Wednesday, March 5, 2014

Active Surveillance for Prostate Cancer: 16 years of Knowledge Gained

H. Ballentine Carter, MD
H. Ballentine Carter, Professor of Urology and Oncology at the Brady, initiated the Active Surveillance (AS) Program for Prostate Cancer at Johns Hopkins 16 years ago.  This was one of the first of its kind and is now among the longest-running AS program for prostate cancer in the world.

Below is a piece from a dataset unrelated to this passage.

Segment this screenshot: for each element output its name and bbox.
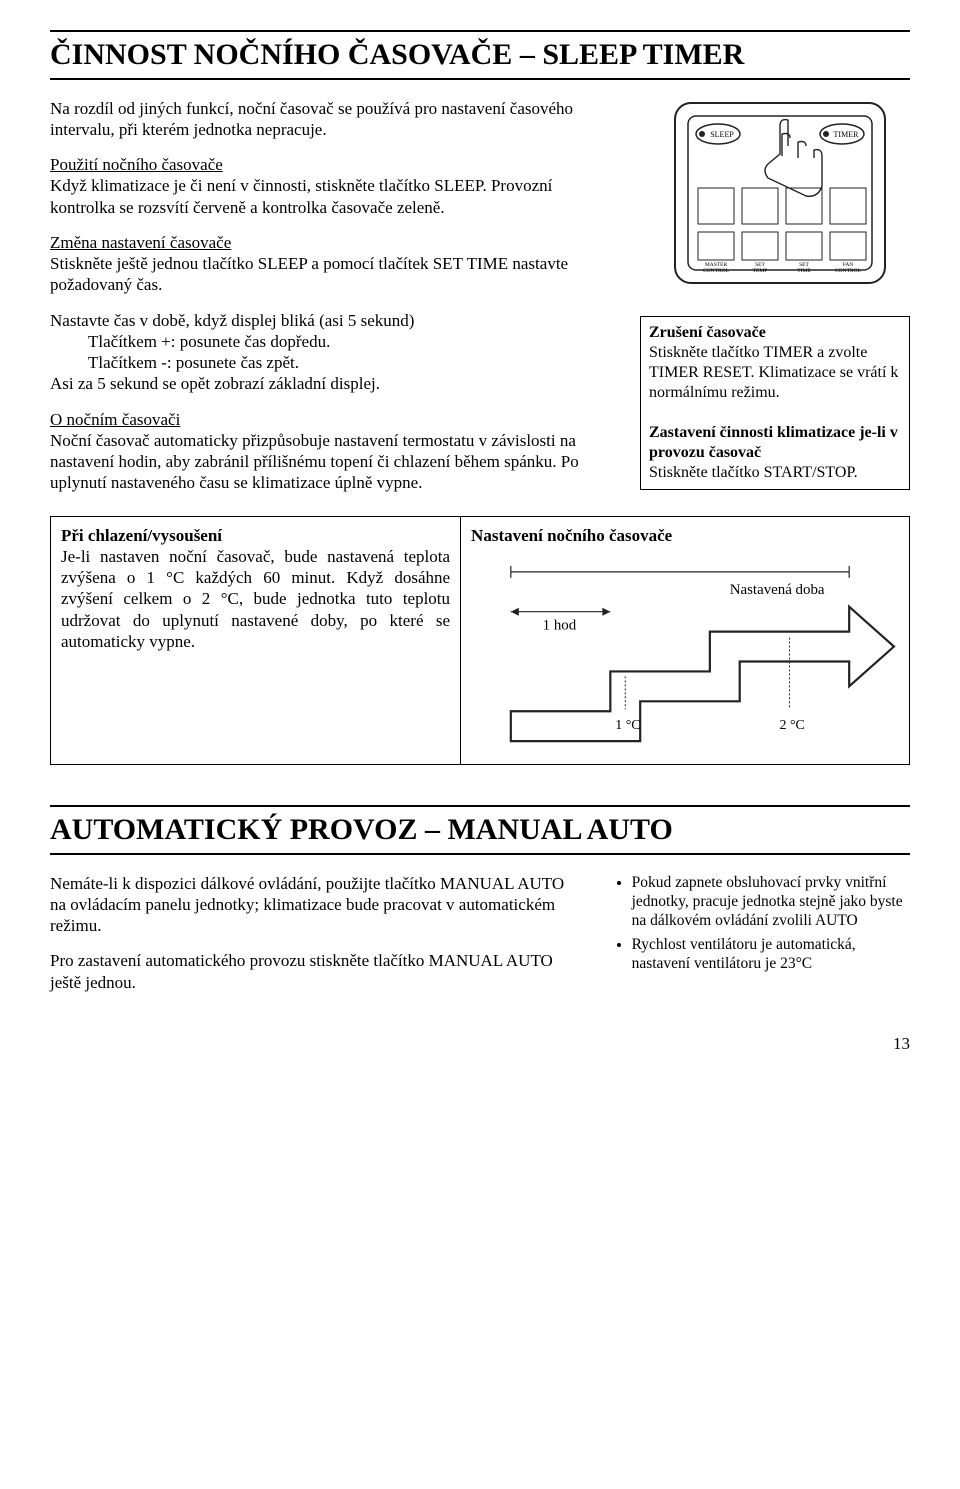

There have been a variety of important questions answered and lessons learned over the past two decades. First, at 10 years approximately 60% of patients will undergo some intervention for prostate cancer.  The prompt for intervention is a change in Gleason score or increase in volume of disease in 75%.  Importantly, no patient had died of prostate cancer (median follow-up 6.5 years, maximum 15 years).[1]


Jeff Tosoian, MD
Second, figuring out who will "progress" and have worse prostate cancer while on AS can be difficult.  To be enrolled in the Active Surveillance Program at Hopkins, a man must have low-grade and small-volume disease – cancer categorized as "very low risk" (see below for defintions) .  Jeff Tosoian, M.D., a urology resident at the Brady, studied men with very low-risk and low-risk disease who underwent surgery at Hopkins. "Since they underwent surgery, it was possible to compare the extent of cancer in the two groups," says Carter. After evaluating the extent of cancer among 7,333 men classified as low-risk, and 153 men diagnosed with very low-risk disease, Tosoian concluded that men with low-risk disease were approximately two times more likely than very low-risk men to have a cancer that turned out to be of higher grade and/ or to have spread beyond the prostate gland. "This finding suggests that surveillance may be more risky in the presence of low-risk versus very low-risk disease, especially in younger men," says Carter. "Men who can expect to live at least 20 more years who have low-risk disease may rather accept the risks of treatment than take the chance that their cancer will cause harm later, especially if they are otherwise healthy. Men with very low-risk disease can take comfort that their disease can safely be managed by surveillance."[2]

Low Risk Prostate Cancer

  • PSA is below 10 ng/ml
  • Biopsy has a Gleason score of 6
  • Cancer is not palpable or is minimally palpable on a digital rectal examination


Very-Low Risk Prostate Cancer

  • Your biopsy has a Gleason score of 6,
  • 2 cores or fewer are found to contain cancer,
  • Cancer makes up half or less of any core that contains cancer,
  • PSA divided by the prostate volume is 0.15 or less, and
  • Cancer is not palpable on a digital rectal examination


Third, determining the potential benefits of RP or AS can be difficult since no trial directly compares surgery (radical prostatectomy, RP) to AS.  Therefore, complex simulation models need to be employed to detect potential benefits among patients undergoing either RP or AS.  Investigators from Hopkins, the Fred Hutchinson Cancer Center, and the University of California-San Francisco (UCSF) teamed up to compare the outcomes of men enrolled in the AS Program at Hopkins with those of men who underwent surgery immediately at Hopkins and UCSF after their cancer was diagnosed. The scientists projected that 2.8 percent of men on AS and 1.6 percent of the men who underwent immediate RP would die of their disease in 20 years. They estimated that the average increase in life expectancy associated with immediate RP was 1.8 months, and that men on AS would remain free of treatment for an additional 6.4 years as compared to men who had immediate treatment. "These findings suggest that men enrolled in the Johns Hopkins AS Program are at low risk of losing a window of opportunity for cure if they are carefully monitored," Carter says.[3]

Some of this blog has been extracted from Prostate Cancer Discovery, Volume 10, Winter 2014.

1. Tosoian JJ, Trock BJ, Landis P, Feng Z, Epstein JI, Partin AW, Walsh PC, Carter HB.Active surveillance program for prostate cancer: an update of the Johns Hopkins experience.J Clin Oncol. 2011 Jun 1;29(16):2185-90. doi: 10.1200/JCO.2010.32.8112. Epub 2011 Apr 4.
2. Tosoian JJ, JohnBull E, Trock BJ, Landis P, Epstein JI, Partin AW, Walsh PC, Carter HB.Pathological outcomes in men with low risk and very low risk prostate cancer: implications on the practice of active surveillance.J Urol. 2013 Oct;190(4):1218-22. doi: 10.1016/j.juro.2013.04.071. Epub 2013 Apr 30.
3.  Xia J, Trock BJ, Cooperberg MR, Gulati R, Zeliadt SB, Gore JL, Lin DW, Carroll PR, Carter HB, Etzioni R.Prostate cancer mortality following active surveillance versus immediate radical prostatectomy. Clin Cancer Res. 2012 Oct 1;18(19):5471-8. doi: 10.1158/1078-0432.CCR-12-1502. Epub 2012 Sep 24.